The afternoon was divided into two parts. The first was the rosary procession which began at 14.00hrs from the Church of Santa Maria in Traspontina, located in via Della Conciliazione, of the Vatican’s Borgo district.
The blood of martyrs
President of NIPRELS, Fr Basil Chinedu Achusim, a doctoral student-priest from Nigeria’s Onitsha Archdiocese, was keen to underline that the gathering of Nigerians in Rome is understood in context.
This “is not an act of protest or anything political. Not at all. It is just a people of God at the feet of the Lord on this sanctified ground of Saint Peter’s Basilica, smeared by the blood of martyrs and Apostles to pray to God to intervene in the life of our nation, Nigeria,” he said and added, “We want God to readily and rightly intervene to bring about change and radical transformation for good,” Fr Achusim explained.

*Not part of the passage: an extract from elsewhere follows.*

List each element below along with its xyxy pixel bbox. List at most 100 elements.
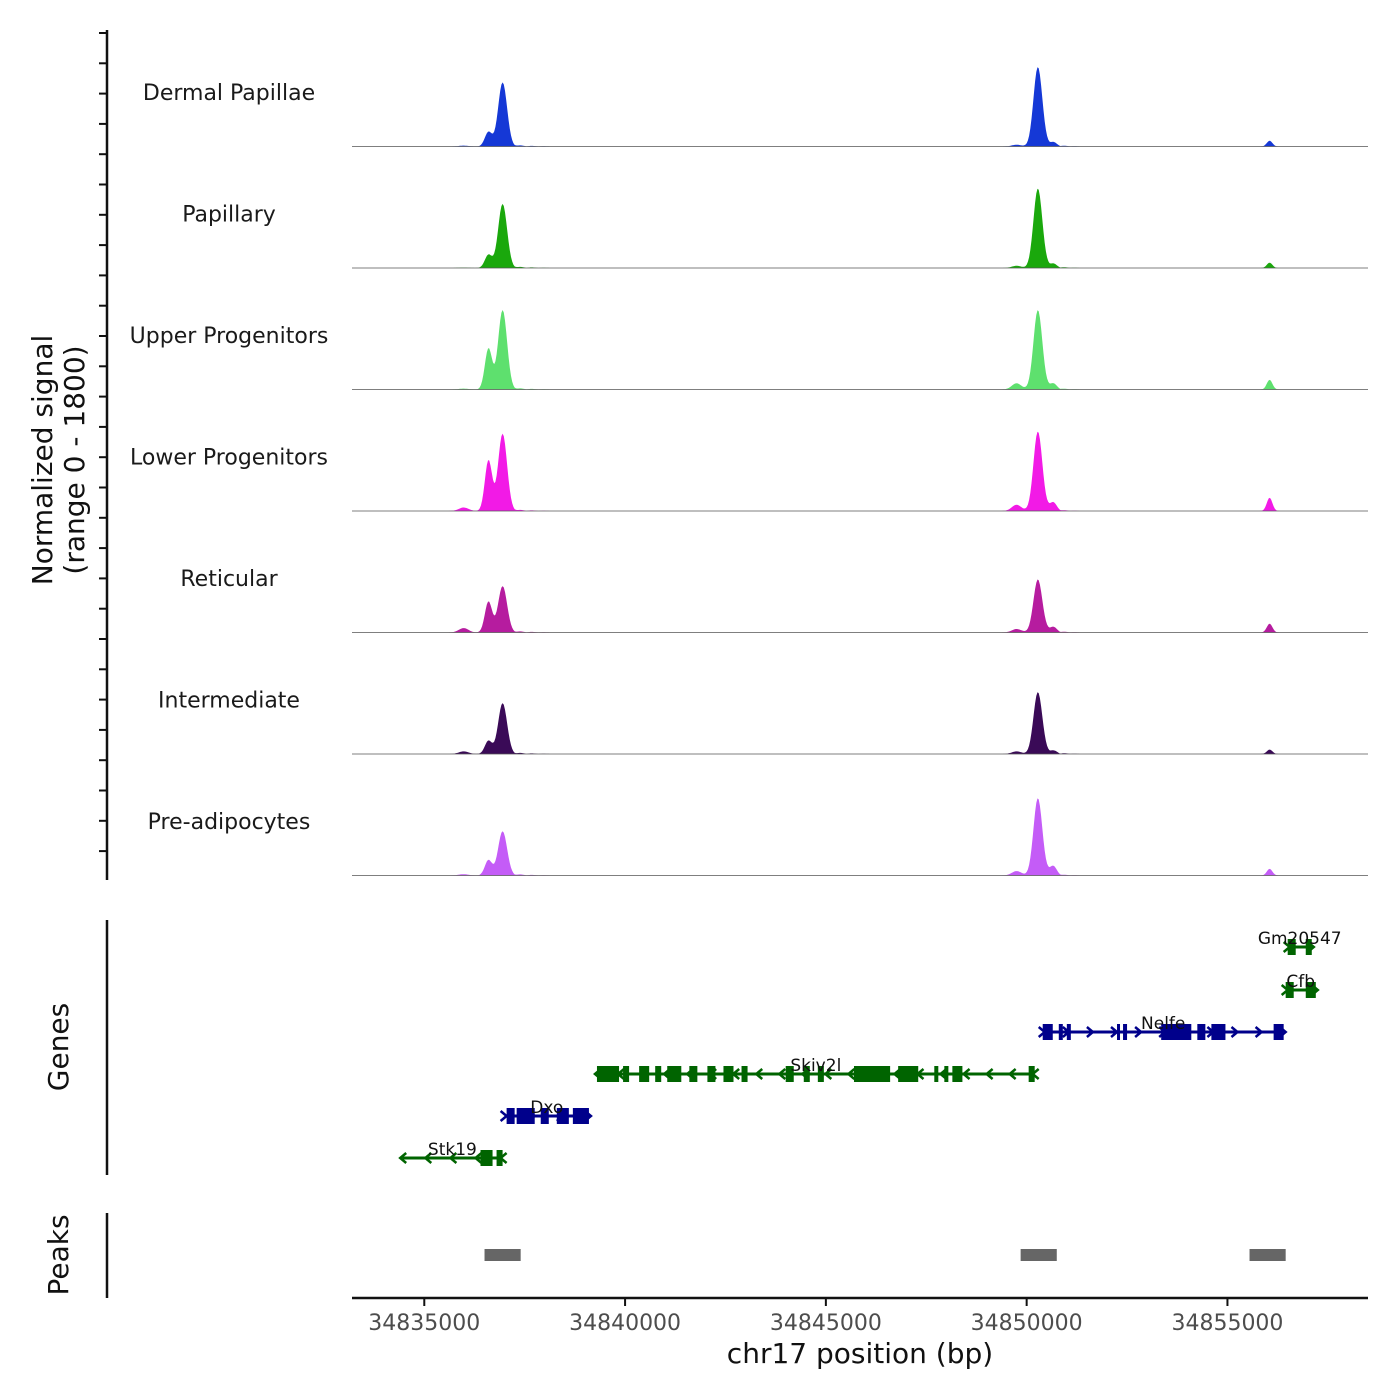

Adoration in Sant’Anna dei Parafrenieri
Nigerian Cardinal Francis Arinze, who recently turned 90 years old, participated in the Saturday events. Nigerian Catholic faithful visiting and residents of Rome joined the priests and religious in the procession. Also present were representatives of the Nigerian embassy to the Holy See. They all recited the rosary and prayed in Saint Peter Square.
After the rosary in Saint Peter Square, the Nigerians proceeded to the Church of Sant’Anna di’ Parafrenieri in the Vatican for the second part of their programme -a period of Eucharistic Adoration. Located just beyond Porta Sant’Anna, one of the main gates to the Vatican City, the church, also known in English as Saint Anne of the Grooms, is perhaps the only place of prayer within Vatican walls open to the public.
Uncertainty and apprehension
According to the magazine, Foreign Affairs, Nigeria -Africa’s most populous country, is experiencing a dramatic upsurge in everyday violence, including abductions, religiously motivated attacks, assaults by armed gangs, terrorism and police brutality. Authorities are failing to contain the chaos, risking the future of Africa’s powerhouse.
It is not far-fetched to say Nigerian people, as a whole, feel they are living a martyrdom of sorts. A religious sister who works in Italy and participated in the Saturday procession and adoration spoke about experiencing an oppressive climate of fear for personal safety back in her hometown of Nigeria. She did not want to be named because she did not have permission from her superiors to speak to the media. She told Vatican News of going to Nigeria for holidays only to be confined to the house and courtyard of her parents. “I could not freely go out for Mass or to visit other communities of our sisters as I have often done in the past. There was always this fear of being kidnapped. What kind of a holiday is that?” she wondered.
The abduction of a priest or a religious sister makes news. By Vatican News’ assessment, more than 20 priests have been kidnapped this year alone. Yet truth to tell, ordinary Nigerians and villagers in remote areas bear the worst of the violence and insecurity.
Apart from insecurity, numerous other challenges exist, such as natural disasters beyond authorities’ control. The Nigeria Situation Report of November 2022 reads like an endless list of woe and doom. These are stories that do not make headlines.
This year alone, the number of people affected by widespread flooding across Nigeria is over 3.2 million, with over 600 deaths; As a result, over 1.4 million people have been displaced. 14,000 people have been affected by cholera in Borno, Adamawa and Yobe States since January, with 443 deaths; 4.1 million people face severe food insecurity this lean season and 1.74 million children under 5 were projected to suffer from acute malnutrition this year.
Fr Achusim said Nigerians are tired especially of self-inflicted suffering, of “bad governance, corruption and bad politicking.” Though far from home, the Nigerian community in Rome decided on a rosary procession and adoration to cry to God for help and intervention.